JAKARTA: 10 tahun lalu, Presiden ke-6 RI Susilo Bambang Yudhoyono (SBY) menerbitkan dua Peraturan Pemerintah Pengganti Undang-Undang (Perppu) yang membatalkan pemilihan kepala daerah (pilkada) melalui DPRD. Perppu ini menegaskan kembali sistem pilkada langsung sebagai wujud demokrasi.
Perppu pertama, Nomor 1 Tahun 2014, membatalkan Undang-Undang Nomor 22 Tahun 2014 yang mengatur pemilihan kepala daerah oleh DPRD. Perppu ini memastikan bahwa gubernur, bupati, dan wali kota dipilih langsung oleh rakyat. Sementara itu, Perppu kedua, Nomor 2 Tahun 2014, merevisi UU Nomor 23 Tahun 2014 tentang Pemerintahan Daerah, yang menghilangkan kewenangan DPRD dalam memilih kepala daerah.
SBY menyatakan dukungannya terhadap pilkada langsung karena melihatnya sebagai buah perjuangan reformasi yang menegakkan prinsip demokrasi: dari rakyat, oleh rakyat, dan untuk rakyat. Selain itu, SBY sendiri terpilih sebagai presiden melalui pemilu langsung pada 2004 dan 2009. Dengan demikian, ia merasa berkewajiban menjaga hak politik rakyat.
Namun, kini wacana untuk mengembalikan pemilihan kepala daerah ke DPRD muncul kembali. Gagasan ini dilontarkan oleh Presiden Prabowo Subianto, yang resmi menjabat pada Oktober 2024. Prabowo menilai bahwa pilkada langsung memakan biaya yang sangat besar, hingga mencapai puluhan triliun rupiah. Menurutnya, pemilihan kepala daerah melalui DPRD, seperti yang diterapkan di beberapa negara tetangga, bisa menghemat anggaran negara.

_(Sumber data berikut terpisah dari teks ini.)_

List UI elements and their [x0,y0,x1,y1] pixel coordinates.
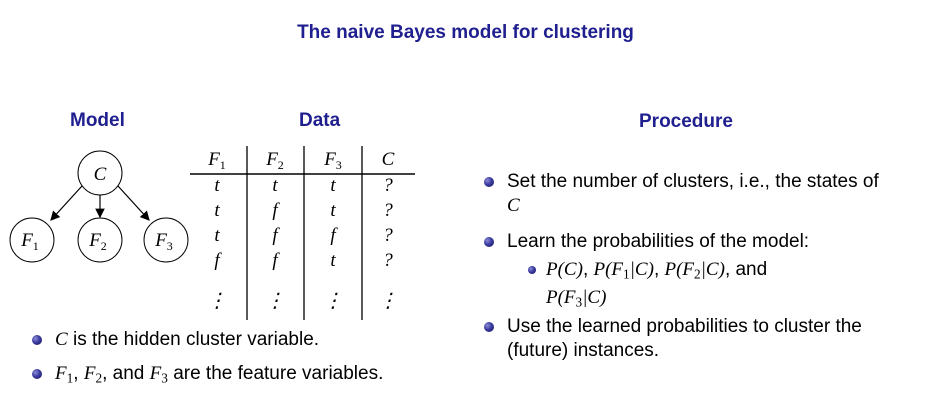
procedure-item-set-clusters: Set the number of clusters, i.e., the st… [484,170,914,218]
svg-text:t: t [214,200,220,221]
note-text: is the hidden cluster variable. [72,329,320,350]
svg-text:?: ? [383,225,393,246]
data-table: F1 F2 F3 C t t t ? t f t ? t f f ? f f t… [190,146,415,320]
feature-node-f1: F1 [9,217,55,263]
bullet-icon [528,266,536,274]
procedure-var-c: C [507,195,520,216]
svg-text:t: t [272,175,278,196]
svg-text:f: f [330,225,338,246]
feature-node-f3: F3 [143,217,189,263]
note-feature-variables: F1, F2, and F3 are the feature variables… [32,362,383,390]
svg-text:f: f [214,250,222,271]
prob-pf3c: P(F3|C) [546,287,607,310]
model-heading: Model [70,110,125,131]
procedure-item-learn: Learn the probabilities of the model: [484,230,914,254]
data-heading: Data [299,110,341,131]
procedure-heading: Procedure [639,111,733,132]
edge-c-f3 [117,185,150,221]
col-header-c: C [382,149,395,170]
procedure-item-text-2: (future) instances. [507,340,660,361]
svg-text:?: ? [383,250,393,271]
bullet-icon [484,322,494,332]
col-header-f1: F1 [207,149,226,172]
svg-text:t: t [214,175,220,196]
note-var-c: C [55,329,68,350]
bullet-icon [484,177,494,187]
col-header-f3: F3 [323,149,342,172]
svg-text:?: ? [383,175,393,196]
naive-bayes-network: C F1 F2 F3 [9,150,189,263]
svg-text:t: t [330,175,336,196]
prob-pf2c: P(F2|C) [664,259,725,282]
feature-node-f2: F2 [77,217,123,263]
svg-text:⋮: ⋮ [323,290,343,312]
root-node-c: C [77,150,123,196]
bullet-icon [484,237,494,247]
bullet-icon [32,369,42,379]
svg-text:?: ? [383,200,393,221]
svg-text:f: f [272,250,280,271]
procedure-item-text: Use the learned probabilities to cluster… [507,316,862,337]
svg-text:f: f [272,225,280,246]
note-hidden-variable: C is the hidden cluster variable. [32,328,319,352]
svg-text:t: t [330,250,336,271]
svg-text:t: t [214,225,220,246]
note-var-f2: F2 [83,363,103,386]
svg-text:f: f [272,200,280,221]
edge-c-f1 [50,185,83,221]
slide-title: The naive Bayes model for clustering [297,22,634,43]
note-text: are the feature variables. [173,363,384,384]
note-var-f1: F1 [55,363,74,386]
procedure-item-use: Use the learned probabilities to cluster… [484,315,914,363]
svg-text:⋮: ⋮ [207,290,227,312]
svg-text:⋮: ⋮ [378,290,398,312]
procedure-subitem-probabilities: P(C), P(F1|C), P(F2|C), and P(F3|C) [528,258,888,315]
bullet-icon [32,335,42,345]
prob-pf1c: P(F1|C) [593,259,654,282]
table-row-ellipsis: ⋮ ⋮ ⋮ ⋮ [207,290,398,312]
col-header-f2: F2 [265,149,284,172]
procedure-item-text: Set the number of clusters, i.e., the st… [507,171,879,192]
note-var-f3: F3 [149,363,168,386]
svg-text:⋮: ⋮ [265,290,285,312]
root-node-label: C [94,164,107,185]
svg-text:t: t [330,200,336,221]
prob-pc: P(C) [546,259,583,280]
procedure-item-text: Learn the probabilities of the model: [507,231,810,252]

Prabowo juga mengajak Ketua DPR RI Puan Maharani serta partai politik lain untuk mengevaluasi sistem pilkada. Dalam pernyataannya di acara perayaan HUT Partai Golkar di Sentul, Bogor, Prabowo menekankan pentingnya efisiensi anggaran dan mendorong diskusi bersama untuk memperbaiki sistem politik di Indonesia.
Namun, usulan ini menuai banyak kritik. Sejumlah pengamat politik menilai pilkada langsung adalah sarana demokrasi yang menempatkan kedaulatan di tangan rakyat, sesuai Pasal 1 Ayat 2 UUD 1945. Hak ini juga dijamin oleh Pasal 25 ICCPR (International Covenant on Civil and Political Rights), yang menegaskan hak setiap warga negara untuk memilih dan dipilih secara bebas.
Dengan demikian, pilkada langsung tetap relevan sebagai manifestasi demokrasi. Meskipun evaluasi terhadap biaya penyelenggaraan pilkada perlu dilakukan, mengembalikan pilkada ke DPRD bukanlah solusi yang tepat.
Perbaikan sistem pilkada langsung, termasuk meminimalisir praktik politik uang atau transaksional jauh lebih mendesak dilakukan. Pun bagaimana memperbaiki sistem rekrutmen calon kepala daerah sehingga yang maju dalam kontestasi merupakan figur-figur pilihan yang memiliki kualifikasi memadai dari sisi integritas maupun kapabilitas.
Pilkada langsung, seperti halnya pilpres langsung, merupakan wujud nyata dari kedaulatan rakyat yang harus tetap dijunjung tinggi demi menjaga semangat reformasi yang telah diperjuangkan sejak 1998.